Anna Vaucher : Comment est née ArtyA ?
Yvan Arpa : Sur le marché horloger, il y a un réel manque de créativité. Avec ArtyA, je ne propose que des pièces uniques, avec une vision vraiment différente. La montre doit devenir une pièce d'art, puisque les gens la portent comme un trophée. J'ai donc travaillé en collaboration avec des artistes. Comme dans l'art, il ne faut surtout pas vouloir plaire à tout le monde : soit on adore, soit on déteste, mais on ne peut pas rester indifférent. Le challenge est de faire avancer l'histoire.

Quel est le mode de fonctionnement de votre marque ?
Nous sommes une équipe de cinq personnes, constituée d'anciens de chez Romain Jerome. C'est grâce à un collectif de soutien amical que nous avons trouvé les fonds car je ne voulais aucun investisseur extérieur. Puisque nous avons construit un business modèle avec des produits limités à 360 pièces par an, nous n'avons pas besoin de nombreux revendeurs, ce qui nous laisse la possibilité de choisir avec qui nous voulons travailler. Mais nous n'avons pas de logique commerciale pure, c'est l'art qui nous guide.

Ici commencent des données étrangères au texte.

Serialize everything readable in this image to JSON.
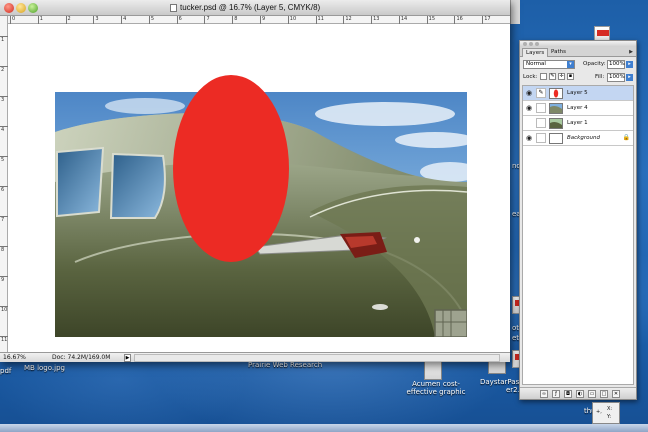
{
  "window": {
    "title": "tucker.psd @ 16.7% (Layer 5, CMYK/8)",
    "zoom": "16.67%",
    "doc_size": "Doc: 74.2M/169.0M",
    "status_arrow": "▶"
  },
  "ruler": {
    "h_ticks": [
      "0",
      "1",
      "2",
      "3",
      "4",
      "5",
      "6",
      "7",
      "8",
      "9",
      "10",
      "11",
      "12",
      "13",
      "14",
      "15",
      "16",
      "17"
    ],
    "v_ticks": [
      "1",
      "2",
      "3",
      "4",
      "5",
      "6",
      "7",
      "8",
      "9",
      "10",
      "11"
    ]
  },
  "layers_panel": {
    "tabs": [
      "Layers",
      "Paths"
    ],
    "active_tab": "Layers",
    "blend_mode": "Normal",
    "opacity_label": "Opacity:",
    "opacity_value": "100%",
    "lock_label": "Lock:",
    "fill_label": "Fill:",
    "fill_value": "100%",
    "layers": [
      {
        "name": "Layer 5",
        "visible": true,
        "selected": true
      },
      {
        "name": "Layer 4",
        "visible": true,
        "selected": false
      },
      {
        "name": "Layer 1",
        "visible": false,
        "selected": false
      },
      {
        "name": "Background",
        "visible": true,
        "selected": false,
        "locked": true
      }
    ]
  },
  "desktop": {
    "labels": {
      "pdf_left": "pdf",
      "logo_file": "MB logo.jpg",
      "prairie": "Prairie Web Research",
      "acumen_line1": "Acumen cost-",
      "acumen_line2": "effective graphic",
      "daystar_line1": "DaystarPass",
      "daystar_line2": "er2.p",
      "thu": "thu",
      "side_a": "no",
      "side_b": "ea",
      "side_c": "ot",
      "side_d": "et"
    }
  },
  "info_chip": {
    "label_x": "X:",
    "label_y": "Y:",
    "plus": "+,"
  },
  "colors": {
    "ellipse": "#ec2b24",
    "desktop": "#1e63b0",
    "selected_layer": "#c3d6f2"
  }
}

Parlez-nous des boîtiers de la collection « Coup de foudre » ?
Constitués d'un mélange d'acier, ils reçoivent une décharge électrique entre 100 000 et un million de volts. La surface du boîtier change en fonction de l'intensité du voltage. Il bleuit par exemple différemment  selon la violence de la décharge. Je voulais moi-même réaliser les pièces mais la combinaison de protection n'était pas à ma taille ! Elles ont été créées à Austin, au Texas, parce que je n'ai pas pu faire venir les machines en Suisse, pour des raisons de douanes. Mais je les aurai pour Bâle, où je présenterai d'ailleurs une collection femme.

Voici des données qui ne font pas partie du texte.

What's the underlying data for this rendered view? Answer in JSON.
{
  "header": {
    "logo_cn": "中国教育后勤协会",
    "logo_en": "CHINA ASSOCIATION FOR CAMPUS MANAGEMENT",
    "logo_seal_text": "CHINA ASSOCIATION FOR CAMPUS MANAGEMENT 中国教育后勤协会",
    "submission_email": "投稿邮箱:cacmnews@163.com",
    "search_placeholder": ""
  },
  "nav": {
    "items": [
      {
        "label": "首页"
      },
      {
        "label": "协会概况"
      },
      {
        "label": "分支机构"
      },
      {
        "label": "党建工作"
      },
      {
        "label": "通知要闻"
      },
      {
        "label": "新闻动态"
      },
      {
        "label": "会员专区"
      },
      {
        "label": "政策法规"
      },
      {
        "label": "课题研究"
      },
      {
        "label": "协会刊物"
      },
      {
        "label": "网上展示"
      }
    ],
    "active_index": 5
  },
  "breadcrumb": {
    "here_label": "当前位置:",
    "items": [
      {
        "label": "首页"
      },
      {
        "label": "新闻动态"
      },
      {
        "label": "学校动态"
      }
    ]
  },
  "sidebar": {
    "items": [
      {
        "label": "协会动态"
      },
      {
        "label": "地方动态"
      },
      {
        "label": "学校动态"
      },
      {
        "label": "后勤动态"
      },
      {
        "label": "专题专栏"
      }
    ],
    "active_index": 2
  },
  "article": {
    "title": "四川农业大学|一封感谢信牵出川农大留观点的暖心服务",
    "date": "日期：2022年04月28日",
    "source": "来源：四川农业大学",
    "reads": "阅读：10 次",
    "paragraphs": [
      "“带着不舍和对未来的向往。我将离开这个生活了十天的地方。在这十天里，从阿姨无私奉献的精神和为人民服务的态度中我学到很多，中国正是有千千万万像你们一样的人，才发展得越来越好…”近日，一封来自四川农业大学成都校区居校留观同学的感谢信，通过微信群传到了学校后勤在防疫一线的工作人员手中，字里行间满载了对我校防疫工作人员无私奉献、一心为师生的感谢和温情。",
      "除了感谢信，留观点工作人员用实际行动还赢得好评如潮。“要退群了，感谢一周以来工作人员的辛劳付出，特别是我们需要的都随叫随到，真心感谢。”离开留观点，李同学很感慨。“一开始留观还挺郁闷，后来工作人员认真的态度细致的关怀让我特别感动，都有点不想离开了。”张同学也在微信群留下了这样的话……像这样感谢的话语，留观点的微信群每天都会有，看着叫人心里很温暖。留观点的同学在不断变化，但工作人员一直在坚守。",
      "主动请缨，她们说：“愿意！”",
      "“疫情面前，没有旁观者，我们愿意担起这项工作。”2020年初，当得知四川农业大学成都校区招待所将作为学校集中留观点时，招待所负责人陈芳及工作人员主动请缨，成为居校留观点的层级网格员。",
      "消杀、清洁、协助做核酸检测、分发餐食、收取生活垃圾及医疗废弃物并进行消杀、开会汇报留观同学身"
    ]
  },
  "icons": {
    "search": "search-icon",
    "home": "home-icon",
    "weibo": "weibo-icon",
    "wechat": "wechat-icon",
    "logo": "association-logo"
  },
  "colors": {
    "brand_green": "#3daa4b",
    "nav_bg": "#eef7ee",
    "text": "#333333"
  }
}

Comment voyez-vous l'évolution d'ArtyA ?
Je ne présente que deux collections ici, mais dans ma tête j'en ai encore des milliers. Je me laisse la liberté de ne pas me contraindre à quoi que ce soit. C'est un luxe immense. Depuis Romain Jerome, on m'a offert des fortunes pour gérer des marques, mais je ne veux plus travailler avec des gens qui ne marchent que pour l'argent.